Quando voltei para a faculdade (agora no curso de nutrição) descobri que ENADE nas faculdades particulares parece vestibular nos meus tempos de colégio. Os professores e coordenadores adoram falar nisso, fazem provas no modelo do ENADE, simulados... Ano passado tive que fazer um simulado chatíssimo da bendita prova. Pensem em algo cansativo!! Levei quatro horas, saí com a cabeça explodindo e não consegui terminar a prova. O interesse das faculdades particulares é obter uma boa nota e melhorar seus nomes no mercado. Acharia a proposta interessante se não tivesse tido essa experiência negativa, se a prova não estivesse atrelada com a possibilidade de colar grau e se não soubesse que na Federal ninguém está nem aí para o ENADE (a Federal tem nome e ninguém deixa de estudar lá porque teve um desempenho ruim no ENADE).
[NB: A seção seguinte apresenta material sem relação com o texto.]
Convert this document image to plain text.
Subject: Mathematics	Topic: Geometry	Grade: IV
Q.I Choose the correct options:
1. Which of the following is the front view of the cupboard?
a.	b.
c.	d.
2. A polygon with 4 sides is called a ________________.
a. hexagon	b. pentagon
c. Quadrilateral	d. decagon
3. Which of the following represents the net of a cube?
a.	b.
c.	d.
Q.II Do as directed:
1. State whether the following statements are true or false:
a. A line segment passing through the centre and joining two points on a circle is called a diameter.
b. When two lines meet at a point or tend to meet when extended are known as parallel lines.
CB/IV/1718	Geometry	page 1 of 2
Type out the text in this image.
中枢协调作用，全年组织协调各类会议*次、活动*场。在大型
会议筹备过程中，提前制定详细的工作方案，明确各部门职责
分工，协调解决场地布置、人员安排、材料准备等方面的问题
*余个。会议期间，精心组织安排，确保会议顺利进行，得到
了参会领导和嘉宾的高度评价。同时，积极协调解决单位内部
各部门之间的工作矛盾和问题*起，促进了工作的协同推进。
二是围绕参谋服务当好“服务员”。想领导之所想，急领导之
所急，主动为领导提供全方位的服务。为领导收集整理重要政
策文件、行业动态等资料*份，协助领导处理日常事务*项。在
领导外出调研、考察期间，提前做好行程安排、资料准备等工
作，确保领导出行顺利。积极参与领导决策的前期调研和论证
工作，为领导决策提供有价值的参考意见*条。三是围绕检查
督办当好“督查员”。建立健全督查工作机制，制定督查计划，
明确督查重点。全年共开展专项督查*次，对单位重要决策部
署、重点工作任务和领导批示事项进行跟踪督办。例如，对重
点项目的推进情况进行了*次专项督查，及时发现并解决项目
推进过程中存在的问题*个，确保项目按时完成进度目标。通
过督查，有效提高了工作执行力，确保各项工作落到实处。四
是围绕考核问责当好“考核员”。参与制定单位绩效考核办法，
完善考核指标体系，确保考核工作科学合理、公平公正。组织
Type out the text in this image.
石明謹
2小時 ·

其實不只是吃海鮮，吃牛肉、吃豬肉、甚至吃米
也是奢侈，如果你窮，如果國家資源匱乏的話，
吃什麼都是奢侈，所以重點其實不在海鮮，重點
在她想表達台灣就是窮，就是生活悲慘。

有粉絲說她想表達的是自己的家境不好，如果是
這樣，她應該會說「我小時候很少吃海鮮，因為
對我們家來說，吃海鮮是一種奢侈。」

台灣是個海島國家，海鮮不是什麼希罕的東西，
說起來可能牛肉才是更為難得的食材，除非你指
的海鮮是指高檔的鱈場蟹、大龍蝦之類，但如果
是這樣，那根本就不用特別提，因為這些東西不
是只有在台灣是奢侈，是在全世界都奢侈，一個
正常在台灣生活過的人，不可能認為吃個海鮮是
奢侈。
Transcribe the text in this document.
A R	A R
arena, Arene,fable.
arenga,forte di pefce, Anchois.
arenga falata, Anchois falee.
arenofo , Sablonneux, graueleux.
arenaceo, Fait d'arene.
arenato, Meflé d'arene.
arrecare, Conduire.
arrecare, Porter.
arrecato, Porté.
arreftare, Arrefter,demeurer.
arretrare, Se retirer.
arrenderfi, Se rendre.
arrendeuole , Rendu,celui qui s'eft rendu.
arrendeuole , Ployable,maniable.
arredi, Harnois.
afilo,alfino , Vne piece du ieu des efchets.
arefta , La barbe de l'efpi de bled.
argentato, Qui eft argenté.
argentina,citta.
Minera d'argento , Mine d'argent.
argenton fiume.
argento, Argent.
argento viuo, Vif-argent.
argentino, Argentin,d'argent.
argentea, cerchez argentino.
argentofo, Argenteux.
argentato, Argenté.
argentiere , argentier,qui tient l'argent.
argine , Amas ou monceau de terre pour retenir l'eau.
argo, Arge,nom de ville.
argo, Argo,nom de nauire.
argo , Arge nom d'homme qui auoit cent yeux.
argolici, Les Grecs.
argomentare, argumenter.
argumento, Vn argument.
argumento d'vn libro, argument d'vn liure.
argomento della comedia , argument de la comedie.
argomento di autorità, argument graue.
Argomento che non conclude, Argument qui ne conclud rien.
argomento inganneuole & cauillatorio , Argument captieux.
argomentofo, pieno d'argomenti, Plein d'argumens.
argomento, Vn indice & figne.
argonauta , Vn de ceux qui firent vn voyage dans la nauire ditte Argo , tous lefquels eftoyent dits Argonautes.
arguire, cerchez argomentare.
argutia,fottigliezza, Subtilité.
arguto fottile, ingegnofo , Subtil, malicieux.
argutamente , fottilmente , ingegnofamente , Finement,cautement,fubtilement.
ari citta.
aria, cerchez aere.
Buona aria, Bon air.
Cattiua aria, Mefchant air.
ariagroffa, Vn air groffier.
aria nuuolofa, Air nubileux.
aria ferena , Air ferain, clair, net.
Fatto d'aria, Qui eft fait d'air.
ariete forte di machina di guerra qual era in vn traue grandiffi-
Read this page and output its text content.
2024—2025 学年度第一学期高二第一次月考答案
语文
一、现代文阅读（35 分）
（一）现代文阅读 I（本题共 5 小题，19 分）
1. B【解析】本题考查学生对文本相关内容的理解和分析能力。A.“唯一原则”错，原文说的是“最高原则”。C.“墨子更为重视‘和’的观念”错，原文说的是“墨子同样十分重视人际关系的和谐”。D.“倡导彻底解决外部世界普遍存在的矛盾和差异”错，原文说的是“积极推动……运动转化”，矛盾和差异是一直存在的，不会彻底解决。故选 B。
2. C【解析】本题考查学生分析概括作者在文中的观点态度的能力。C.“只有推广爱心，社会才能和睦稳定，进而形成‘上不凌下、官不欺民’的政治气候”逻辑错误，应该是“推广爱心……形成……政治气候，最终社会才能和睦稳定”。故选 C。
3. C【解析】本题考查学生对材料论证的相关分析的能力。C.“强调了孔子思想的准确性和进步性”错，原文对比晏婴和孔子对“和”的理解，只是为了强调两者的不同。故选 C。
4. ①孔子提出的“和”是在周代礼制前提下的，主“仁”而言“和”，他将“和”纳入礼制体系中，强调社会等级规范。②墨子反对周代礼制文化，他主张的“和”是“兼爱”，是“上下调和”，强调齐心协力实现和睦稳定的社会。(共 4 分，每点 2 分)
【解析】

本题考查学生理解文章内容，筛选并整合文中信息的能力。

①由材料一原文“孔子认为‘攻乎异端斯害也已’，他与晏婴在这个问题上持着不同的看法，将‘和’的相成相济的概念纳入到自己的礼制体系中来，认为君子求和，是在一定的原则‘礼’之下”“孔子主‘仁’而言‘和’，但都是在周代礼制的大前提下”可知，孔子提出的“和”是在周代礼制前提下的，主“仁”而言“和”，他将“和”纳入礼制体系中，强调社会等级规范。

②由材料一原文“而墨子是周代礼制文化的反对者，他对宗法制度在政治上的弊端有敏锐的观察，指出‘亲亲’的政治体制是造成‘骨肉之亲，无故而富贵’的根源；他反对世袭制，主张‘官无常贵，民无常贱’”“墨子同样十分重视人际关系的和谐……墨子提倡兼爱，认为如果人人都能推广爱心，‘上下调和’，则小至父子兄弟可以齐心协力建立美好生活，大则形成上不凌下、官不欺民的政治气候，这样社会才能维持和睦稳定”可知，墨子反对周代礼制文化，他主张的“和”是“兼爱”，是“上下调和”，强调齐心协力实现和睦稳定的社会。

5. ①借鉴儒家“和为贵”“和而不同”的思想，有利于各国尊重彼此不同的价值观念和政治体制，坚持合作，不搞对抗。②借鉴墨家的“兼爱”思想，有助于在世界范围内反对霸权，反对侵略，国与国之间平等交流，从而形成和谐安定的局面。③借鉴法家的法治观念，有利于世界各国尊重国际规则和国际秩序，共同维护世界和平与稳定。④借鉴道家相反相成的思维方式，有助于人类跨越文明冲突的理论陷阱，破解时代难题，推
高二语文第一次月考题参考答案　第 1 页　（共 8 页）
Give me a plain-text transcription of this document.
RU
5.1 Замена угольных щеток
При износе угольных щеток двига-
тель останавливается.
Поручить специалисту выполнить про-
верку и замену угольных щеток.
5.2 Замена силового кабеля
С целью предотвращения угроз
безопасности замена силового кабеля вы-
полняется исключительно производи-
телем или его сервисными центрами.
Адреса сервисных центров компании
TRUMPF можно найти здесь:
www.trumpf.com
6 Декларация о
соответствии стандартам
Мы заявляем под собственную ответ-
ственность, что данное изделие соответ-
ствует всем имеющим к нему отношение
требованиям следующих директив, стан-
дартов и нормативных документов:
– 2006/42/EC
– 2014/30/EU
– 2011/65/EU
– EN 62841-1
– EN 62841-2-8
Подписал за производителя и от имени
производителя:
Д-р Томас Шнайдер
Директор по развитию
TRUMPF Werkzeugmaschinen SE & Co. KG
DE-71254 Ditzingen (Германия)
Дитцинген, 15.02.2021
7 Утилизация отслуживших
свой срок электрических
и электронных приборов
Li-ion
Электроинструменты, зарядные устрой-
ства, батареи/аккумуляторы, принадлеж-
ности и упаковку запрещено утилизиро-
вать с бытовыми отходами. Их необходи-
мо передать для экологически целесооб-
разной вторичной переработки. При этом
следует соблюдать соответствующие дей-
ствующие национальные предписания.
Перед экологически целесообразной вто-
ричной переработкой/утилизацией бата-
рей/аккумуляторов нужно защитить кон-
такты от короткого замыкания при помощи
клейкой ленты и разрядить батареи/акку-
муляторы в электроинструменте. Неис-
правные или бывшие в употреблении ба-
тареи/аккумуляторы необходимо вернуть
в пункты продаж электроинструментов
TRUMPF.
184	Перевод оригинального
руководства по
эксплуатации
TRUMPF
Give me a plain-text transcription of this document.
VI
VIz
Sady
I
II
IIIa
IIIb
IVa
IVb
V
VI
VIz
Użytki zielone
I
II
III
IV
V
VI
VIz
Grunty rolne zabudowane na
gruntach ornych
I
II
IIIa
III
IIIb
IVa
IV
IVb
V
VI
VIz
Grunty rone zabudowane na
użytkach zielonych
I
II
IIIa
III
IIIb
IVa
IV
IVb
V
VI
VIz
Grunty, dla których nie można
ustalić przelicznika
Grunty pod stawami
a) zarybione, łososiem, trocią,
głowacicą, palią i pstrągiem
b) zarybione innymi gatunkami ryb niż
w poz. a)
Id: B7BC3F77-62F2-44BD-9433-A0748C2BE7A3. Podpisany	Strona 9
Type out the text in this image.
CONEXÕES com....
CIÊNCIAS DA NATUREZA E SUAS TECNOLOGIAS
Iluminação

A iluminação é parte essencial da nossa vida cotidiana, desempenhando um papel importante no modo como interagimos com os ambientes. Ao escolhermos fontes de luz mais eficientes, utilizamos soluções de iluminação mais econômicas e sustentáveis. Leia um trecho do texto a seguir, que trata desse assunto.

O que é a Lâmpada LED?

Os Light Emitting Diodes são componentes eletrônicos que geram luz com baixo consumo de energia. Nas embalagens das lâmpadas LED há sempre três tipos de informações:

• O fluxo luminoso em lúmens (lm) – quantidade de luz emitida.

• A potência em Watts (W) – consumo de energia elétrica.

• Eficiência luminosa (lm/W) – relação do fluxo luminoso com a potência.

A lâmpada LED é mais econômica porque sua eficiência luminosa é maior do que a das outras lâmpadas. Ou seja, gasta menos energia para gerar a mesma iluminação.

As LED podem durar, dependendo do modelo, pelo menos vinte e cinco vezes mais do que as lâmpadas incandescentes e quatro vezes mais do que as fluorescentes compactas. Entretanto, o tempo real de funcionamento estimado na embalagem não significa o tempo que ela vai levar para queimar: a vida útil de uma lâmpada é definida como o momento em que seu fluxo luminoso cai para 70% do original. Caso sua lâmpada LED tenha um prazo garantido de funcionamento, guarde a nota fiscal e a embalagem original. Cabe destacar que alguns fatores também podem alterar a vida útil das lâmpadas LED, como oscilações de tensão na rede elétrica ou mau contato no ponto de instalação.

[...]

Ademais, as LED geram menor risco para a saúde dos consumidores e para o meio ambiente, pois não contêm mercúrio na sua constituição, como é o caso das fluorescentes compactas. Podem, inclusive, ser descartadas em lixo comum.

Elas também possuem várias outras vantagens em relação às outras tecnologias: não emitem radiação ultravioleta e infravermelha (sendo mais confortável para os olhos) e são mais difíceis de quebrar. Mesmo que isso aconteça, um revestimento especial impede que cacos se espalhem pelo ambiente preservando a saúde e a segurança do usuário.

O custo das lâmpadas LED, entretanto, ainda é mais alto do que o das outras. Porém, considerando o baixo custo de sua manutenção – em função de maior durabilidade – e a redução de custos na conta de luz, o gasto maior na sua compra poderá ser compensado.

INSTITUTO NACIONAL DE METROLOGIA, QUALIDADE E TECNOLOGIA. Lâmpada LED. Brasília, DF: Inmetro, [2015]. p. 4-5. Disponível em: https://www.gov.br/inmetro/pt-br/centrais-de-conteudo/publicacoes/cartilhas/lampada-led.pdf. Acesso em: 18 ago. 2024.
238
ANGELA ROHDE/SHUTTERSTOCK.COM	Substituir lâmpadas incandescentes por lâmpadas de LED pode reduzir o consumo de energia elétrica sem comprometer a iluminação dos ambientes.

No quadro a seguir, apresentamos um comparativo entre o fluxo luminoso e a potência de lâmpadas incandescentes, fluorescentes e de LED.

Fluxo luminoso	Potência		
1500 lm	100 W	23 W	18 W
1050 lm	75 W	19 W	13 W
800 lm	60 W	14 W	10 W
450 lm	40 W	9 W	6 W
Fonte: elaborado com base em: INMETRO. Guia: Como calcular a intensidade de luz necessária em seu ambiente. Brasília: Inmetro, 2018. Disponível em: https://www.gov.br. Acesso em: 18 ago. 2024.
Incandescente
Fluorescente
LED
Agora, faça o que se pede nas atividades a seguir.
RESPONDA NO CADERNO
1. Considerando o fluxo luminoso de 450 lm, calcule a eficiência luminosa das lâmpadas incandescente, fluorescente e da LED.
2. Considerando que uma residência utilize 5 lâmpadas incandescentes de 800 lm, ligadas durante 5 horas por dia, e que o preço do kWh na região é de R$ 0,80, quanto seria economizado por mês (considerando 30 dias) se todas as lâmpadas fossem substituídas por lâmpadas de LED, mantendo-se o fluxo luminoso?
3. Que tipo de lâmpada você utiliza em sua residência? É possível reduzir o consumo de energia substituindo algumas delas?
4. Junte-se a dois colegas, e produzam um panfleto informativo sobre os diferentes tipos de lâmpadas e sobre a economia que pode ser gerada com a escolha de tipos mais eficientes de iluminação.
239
Fico lembrando dos tempos de escola. Nunca consegui compreender aquela obsessão por vestibular. As pessoas passavam a vida estudando para um bendita prova, ninguém estava interessado em aprender coisas para a vida. Como se o aprendizado de cerca de quinze anos escolares só servisse para uma coisa: passar no vestibular. Quantas pessoas conheço tinham desempenho acadêmico ótimo na escola, passaram no vestibular, mas não cultivam o hábito da leitura, não frequentam museus, não apreciam arte, música...

Sobre o ENADE, minha preocupação é que o ensino das faculdades particulares se direcione à preparação dos alunos para um bom desempenho na tal prova e o foco do ensino fique em segundo plano. Por outro lado, sou super a favor de provas como a da OAB que restringem a atuação profissional àqueles que comprovem que realmente fizeram um bom curso. Só que a OAB não impede ninguém de se formar... Acho que com tanta faculdade abrindo por aí, uma prova desse gênero para todas as áreas seria muito interessante para garantir à qualidade dos profissionais que são lançados no mercado de trabalho. Só que a proposta do ENADE está longe de ser essa e a meu ver, está colocando em risco a qualidade do ensino e dos alunos. Será que no futuro teremos profissionais "experts" na realização de provas e deixando a desejar em suas áreas de atuação? Espero que não!!!